Inhibition of Pseudomonas aeruginosa by herbal medicines

Background: Pseudomonas aeruginosa is a ubiquitous bacterium frequently associated with nosocomial infections. It has acquired resistance against various antibiotics and has become a serious threat to human health, especially in hospital environments. In order to develop a new treatment for P. aeruginosa infections, we examined the effect of herbal medicines (HM) on P. aeruginosa motility and protease production. Methods and materials: The effects of 34 types of HM on the standard P. aeruginosa strain PAO1 and multidrug resistant P. aeruginosa (MDRP) were examined. Extraction of HM The HMs were dissolved in 1% dimethylsulfoxide, shaken overnight, and then centrifuged. The supernatants were used as HM extracts. Motility test Media containing 9 ml agar and 1 ml HM extract were prepared. Ten microliters of the adjusted bacterial solution was added dropwise to each medium, and the diameter of bacterial spread was measured. Protease production test Each HM extract was mixed with an equal volume of LB broth. To these mixtures, 10 μl of 0.5 McFarland standard bacterial solution was added, and the solutions were incubated for 24 hours. Ten microliters of the bacterial solutions were then added to LB agar containing 1.5% skimmed milk. A concentration gradient was created at each HM. After 24 hours, the presence or absence of a clearance zone was determined. Results: Motility: Five HMs exhibited inhibitory effects against P. aeruginosa.
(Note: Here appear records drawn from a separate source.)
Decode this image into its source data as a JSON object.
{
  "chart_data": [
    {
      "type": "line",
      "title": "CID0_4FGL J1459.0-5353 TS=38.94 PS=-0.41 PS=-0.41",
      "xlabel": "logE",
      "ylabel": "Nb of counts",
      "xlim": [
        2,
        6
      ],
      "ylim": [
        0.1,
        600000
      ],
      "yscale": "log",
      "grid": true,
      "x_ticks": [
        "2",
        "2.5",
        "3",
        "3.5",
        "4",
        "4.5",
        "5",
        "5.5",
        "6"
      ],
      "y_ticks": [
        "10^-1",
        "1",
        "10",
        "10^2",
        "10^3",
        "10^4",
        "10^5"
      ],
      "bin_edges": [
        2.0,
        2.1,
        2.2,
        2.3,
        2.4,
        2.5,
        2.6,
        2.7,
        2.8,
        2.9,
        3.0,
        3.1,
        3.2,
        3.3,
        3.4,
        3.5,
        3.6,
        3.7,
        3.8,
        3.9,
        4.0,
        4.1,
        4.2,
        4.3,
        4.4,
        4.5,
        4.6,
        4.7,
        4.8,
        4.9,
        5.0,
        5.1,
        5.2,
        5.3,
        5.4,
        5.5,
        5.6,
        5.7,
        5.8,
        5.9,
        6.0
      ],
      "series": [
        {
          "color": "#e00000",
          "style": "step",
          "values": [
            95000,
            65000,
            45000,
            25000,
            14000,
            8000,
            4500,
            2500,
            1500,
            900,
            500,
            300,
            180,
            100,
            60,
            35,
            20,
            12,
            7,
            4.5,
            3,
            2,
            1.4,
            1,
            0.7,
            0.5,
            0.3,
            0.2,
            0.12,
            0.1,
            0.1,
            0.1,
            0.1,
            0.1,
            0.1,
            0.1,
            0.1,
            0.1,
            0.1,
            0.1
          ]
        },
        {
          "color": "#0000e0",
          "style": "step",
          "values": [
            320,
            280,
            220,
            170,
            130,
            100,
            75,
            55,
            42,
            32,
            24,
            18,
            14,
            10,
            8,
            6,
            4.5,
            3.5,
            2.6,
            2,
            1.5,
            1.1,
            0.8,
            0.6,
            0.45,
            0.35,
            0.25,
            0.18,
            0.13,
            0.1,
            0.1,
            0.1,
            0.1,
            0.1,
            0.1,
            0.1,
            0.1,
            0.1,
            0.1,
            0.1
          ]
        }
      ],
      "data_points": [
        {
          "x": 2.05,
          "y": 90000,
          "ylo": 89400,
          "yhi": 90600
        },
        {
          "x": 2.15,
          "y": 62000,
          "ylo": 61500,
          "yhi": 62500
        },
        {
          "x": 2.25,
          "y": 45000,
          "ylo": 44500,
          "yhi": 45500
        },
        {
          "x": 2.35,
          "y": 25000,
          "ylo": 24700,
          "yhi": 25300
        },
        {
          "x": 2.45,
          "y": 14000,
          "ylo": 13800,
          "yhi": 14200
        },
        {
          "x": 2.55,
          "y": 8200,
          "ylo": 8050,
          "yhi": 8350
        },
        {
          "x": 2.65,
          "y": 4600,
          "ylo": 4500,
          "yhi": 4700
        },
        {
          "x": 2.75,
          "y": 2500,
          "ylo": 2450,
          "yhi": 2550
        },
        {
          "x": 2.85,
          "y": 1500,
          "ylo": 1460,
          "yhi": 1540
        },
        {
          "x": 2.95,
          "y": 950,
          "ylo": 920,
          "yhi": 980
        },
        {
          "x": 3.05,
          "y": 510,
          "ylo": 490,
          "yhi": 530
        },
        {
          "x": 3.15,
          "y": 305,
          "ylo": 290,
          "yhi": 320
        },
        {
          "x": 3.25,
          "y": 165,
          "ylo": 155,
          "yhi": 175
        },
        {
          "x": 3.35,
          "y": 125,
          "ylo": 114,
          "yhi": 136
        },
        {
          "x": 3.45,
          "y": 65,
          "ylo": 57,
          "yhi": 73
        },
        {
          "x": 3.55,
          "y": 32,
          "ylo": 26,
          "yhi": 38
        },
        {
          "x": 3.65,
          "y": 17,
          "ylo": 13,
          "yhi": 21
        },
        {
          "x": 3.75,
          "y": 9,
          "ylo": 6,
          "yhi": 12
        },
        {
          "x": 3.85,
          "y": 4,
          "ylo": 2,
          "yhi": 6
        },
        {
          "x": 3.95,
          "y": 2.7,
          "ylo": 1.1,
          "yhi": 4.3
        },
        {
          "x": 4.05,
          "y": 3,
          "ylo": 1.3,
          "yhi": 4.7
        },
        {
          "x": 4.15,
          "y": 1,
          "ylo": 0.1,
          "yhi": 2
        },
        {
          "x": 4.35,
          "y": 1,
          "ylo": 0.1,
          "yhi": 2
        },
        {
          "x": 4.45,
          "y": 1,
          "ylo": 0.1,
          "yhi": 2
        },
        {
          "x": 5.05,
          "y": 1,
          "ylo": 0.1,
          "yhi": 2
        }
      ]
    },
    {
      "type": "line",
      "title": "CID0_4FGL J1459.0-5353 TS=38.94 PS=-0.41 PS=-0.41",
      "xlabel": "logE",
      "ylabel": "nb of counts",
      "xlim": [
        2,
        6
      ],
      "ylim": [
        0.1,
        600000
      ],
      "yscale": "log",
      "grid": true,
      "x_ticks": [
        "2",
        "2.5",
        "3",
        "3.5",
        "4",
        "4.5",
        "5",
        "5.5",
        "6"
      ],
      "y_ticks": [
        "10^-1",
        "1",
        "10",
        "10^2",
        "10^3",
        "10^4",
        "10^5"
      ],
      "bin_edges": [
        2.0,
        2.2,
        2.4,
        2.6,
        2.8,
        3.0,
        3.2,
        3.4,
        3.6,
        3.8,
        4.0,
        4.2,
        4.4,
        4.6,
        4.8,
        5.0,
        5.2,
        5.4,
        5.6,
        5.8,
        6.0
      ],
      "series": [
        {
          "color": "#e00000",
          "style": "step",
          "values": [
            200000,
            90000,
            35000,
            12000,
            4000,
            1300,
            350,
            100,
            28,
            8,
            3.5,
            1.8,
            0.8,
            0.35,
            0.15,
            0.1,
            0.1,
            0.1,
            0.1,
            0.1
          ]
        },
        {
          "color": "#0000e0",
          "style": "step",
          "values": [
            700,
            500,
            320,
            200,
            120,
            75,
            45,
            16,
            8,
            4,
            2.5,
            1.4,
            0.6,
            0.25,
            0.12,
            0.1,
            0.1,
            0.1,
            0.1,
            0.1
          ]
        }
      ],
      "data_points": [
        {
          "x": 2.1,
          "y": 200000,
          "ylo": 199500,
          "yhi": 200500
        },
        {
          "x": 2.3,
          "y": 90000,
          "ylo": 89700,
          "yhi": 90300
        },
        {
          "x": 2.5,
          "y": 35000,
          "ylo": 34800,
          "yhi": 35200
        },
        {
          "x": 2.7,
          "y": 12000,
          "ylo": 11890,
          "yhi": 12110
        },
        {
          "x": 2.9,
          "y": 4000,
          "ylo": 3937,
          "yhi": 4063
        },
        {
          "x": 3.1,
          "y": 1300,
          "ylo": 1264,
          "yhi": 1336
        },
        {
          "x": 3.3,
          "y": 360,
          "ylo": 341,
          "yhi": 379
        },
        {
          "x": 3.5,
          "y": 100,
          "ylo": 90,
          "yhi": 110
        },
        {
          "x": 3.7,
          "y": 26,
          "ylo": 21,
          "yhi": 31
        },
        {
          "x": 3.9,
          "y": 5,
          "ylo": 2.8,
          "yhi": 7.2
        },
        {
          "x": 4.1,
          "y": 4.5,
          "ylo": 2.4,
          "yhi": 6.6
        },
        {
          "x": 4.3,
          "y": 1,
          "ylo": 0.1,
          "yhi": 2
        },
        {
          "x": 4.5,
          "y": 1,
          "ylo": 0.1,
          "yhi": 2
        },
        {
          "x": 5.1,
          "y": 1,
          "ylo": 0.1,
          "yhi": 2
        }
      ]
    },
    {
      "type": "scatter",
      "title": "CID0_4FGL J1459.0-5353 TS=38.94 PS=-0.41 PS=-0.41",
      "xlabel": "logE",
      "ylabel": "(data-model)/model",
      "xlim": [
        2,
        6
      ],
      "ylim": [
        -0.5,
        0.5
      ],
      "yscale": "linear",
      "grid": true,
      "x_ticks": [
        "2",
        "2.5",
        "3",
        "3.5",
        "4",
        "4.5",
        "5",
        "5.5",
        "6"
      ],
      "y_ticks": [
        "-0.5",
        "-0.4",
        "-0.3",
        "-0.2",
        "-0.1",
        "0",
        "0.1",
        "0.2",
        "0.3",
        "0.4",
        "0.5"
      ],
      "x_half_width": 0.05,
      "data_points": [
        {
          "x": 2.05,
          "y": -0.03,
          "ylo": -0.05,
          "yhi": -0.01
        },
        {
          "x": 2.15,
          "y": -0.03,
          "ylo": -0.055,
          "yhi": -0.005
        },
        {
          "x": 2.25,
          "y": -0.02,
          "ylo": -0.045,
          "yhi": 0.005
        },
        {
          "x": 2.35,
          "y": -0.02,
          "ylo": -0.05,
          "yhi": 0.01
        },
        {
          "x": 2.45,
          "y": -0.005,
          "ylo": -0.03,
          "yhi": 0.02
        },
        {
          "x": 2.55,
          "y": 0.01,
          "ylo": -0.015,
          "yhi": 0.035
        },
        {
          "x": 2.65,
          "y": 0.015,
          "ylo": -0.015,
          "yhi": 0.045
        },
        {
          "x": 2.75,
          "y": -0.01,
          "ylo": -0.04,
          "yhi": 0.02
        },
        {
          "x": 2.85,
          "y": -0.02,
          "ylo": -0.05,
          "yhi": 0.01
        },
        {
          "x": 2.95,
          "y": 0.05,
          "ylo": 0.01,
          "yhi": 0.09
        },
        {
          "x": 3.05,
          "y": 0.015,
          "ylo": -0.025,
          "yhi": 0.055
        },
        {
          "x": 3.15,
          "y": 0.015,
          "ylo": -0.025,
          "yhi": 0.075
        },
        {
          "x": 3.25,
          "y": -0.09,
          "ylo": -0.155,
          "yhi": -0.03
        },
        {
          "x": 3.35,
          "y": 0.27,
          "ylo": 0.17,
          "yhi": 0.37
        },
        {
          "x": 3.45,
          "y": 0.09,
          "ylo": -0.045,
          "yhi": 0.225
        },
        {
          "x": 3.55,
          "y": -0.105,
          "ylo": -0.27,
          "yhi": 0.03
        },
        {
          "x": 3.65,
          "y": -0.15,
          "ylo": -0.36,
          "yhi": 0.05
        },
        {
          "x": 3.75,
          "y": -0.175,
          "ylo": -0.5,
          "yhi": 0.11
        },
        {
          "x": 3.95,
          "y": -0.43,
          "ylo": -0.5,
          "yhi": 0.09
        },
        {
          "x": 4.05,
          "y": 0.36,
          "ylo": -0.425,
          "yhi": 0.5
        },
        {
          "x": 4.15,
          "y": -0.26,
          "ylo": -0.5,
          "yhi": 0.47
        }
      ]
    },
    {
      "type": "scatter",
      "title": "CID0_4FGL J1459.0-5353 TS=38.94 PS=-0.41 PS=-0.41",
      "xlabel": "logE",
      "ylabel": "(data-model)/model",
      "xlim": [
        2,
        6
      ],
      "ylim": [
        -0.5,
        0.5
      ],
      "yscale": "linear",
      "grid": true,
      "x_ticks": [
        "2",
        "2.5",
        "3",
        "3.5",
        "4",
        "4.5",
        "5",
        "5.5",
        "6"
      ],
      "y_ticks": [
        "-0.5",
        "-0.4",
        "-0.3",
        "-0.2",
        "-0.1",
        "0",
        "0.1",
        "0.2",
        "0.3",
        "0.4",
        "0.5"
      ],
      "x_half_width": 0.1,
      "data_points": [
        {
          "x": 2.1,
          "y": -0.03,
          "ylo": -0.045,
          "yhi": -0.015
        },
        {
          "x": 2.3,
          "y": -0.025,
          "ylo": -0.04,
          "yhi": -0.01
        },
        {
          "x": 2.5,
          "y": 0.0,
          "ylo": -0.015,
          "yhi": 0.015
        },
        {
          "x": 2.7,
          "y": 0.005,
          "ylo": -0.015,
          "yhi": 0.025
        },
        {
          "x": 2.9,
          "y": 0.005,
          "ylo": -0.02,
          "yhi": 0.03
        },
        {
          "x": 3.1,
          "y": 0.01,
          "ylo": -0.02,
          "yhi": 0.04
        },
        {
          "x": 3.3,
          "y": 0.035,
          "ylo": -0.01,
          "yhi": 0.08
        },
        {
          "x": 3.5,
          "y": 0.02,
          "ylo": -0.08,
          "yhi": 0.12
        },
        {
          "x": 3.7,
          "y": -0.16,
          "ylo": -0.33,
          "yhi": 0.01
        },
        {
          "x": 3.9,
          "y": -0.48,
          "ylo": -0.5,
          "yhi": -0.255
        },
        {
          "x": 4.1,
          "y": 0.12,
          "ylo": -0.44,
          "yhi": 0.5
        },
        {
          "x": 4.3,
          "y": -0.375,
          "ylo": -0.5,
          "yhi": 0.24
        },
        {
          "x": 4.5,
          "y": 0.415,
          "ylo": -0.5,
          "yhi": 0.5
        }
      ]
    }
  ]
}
Zanthoxylum piperitum (ZP) affected motility the most. Swarming- ZP reduced liquid surface motility of by 50% for PAO1 and 70% for MDRP. Swimming- ZP decreased the swimming ability by 50% for PAO1 and 77% for MDRP. Twitching- ZP decreased solid surface motility by 74% for PAO1 and 83% for MDRP. Protease: Protease production was inhibited by ≥1.25 mg/dl ZP and suppressed by ≥2.5 mg/dl Coptis japonica and Ephedra. Conclusion: The high inhibitory effect on motility of P. aeruginosa may indirectly inhibit biofilm formation. Moreover, the inhibition of protease production by P. aeruginosa may suppress its pathogenicity.